Little did we know, lurking in the shadows of a tall maple tree, was a monster neither of us would soon forget.

After a few minutes we noticed the group of ducks was growing. They could sense food in the air. The rustling of the bread bag was like a dinner bell. In no time, we were surrounded by ducks of all shapes and colors. Beautiful mallards, black and white spotted ducks, Canadian geese, white ducks, you name it, and they were there. And they were hungry.

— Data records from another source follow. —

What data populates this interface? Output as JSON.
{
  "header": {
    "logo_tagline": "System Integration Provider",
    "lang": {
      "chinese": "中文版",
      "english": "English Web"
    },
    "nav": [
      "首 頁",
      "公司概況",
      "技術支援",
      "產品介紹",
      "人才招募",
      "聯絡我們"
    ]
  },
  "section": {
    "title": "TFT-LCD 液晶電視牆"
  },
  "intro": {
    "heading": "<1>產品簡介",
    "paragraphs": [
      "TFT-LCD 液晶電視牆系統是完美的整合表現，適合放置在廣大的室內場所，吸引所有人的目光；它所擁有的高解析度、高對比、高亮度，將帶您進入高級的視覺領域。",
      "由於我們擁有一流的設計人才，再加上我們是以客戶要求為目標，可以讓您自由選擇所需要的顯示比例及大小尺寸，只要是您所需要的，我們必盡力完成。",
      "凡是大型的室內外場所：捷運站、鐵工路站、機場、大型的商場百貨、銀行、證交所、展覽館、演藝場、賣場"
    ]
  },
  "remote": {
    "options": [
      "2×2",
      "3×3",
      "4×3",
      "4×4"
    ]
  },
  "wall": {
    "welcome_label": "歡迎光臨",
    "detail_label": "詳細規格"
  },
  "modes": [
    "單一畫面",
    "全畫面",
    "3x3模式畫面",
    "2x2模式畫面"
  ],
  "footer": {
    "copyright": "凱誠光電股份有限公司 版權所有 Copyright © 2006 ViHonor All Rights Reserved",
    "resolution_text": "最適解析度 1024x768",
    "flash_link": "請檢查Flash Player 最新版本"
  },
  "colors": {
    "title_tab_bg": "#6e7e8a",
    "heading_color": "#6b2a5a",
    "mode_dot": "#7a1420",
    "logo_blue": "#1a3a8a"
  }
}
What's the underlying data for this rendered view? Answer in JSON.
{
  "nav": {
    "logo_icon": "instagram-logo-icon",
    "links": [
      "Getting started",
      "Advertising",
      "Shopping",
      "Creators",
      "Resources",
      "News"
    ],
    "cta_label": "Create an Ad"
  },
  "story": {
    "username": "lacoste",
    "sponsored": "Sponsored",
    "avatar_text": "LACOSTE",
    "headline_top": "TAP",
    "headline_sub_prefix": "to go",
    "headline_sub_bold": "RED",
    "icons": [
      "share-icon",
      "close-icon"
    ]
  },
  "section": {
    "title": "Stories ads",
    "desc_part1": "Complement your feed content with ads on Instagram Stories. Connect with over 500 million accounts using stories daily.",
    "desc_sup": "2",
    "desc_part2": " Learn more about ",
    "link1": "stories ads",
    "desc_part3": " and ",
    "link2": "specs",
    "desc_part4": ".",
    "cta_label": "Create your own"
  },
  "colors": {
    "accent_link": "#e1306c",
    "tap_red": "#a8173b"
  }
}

I started to back away because of the overwhelming amount of blood thirsty birds. Our way out was interrupted by what I have named, El Diablo Duck. There he stood, tall as a giant, and flapping what appeared to be a 10 foot wing span. He squawked with angry determination. His loud battle cry sent chills down our spines. As he approached, we quickly switched directions and took our chances with the smaller and less frightening ducks.

El Diablo Duck anticipated our moves and managed to get between us and the parking lot.
Holding Maddie in one arm and a half a bag of torn up moldy bread in the other, I swung the bag like a mediaeval flail and charged Diablo Duck. He charged back, continuing to howl and flap. The large scar on his beak led me to believe this wasn’t his first fight.

At the last moment, I tossed the bag to my right and darted to the left in hopes of creating a distraction. Leaping over small innocent bystander birds, and dodging a few ducklings, we made it safely to the parking lot. The distraction worked! Diablo Duck took the bait!

As we made it to the car, sweating and nearly out of breath, I buckled Maddie into her car seat and gazed over the battlegrounds. No lives were lost, but they were forever changed. El Diablo stood proud as he feasted over his bounty. We made eye contact. It appeared as though he gave me a slight nod, approving me as a worthy adversary.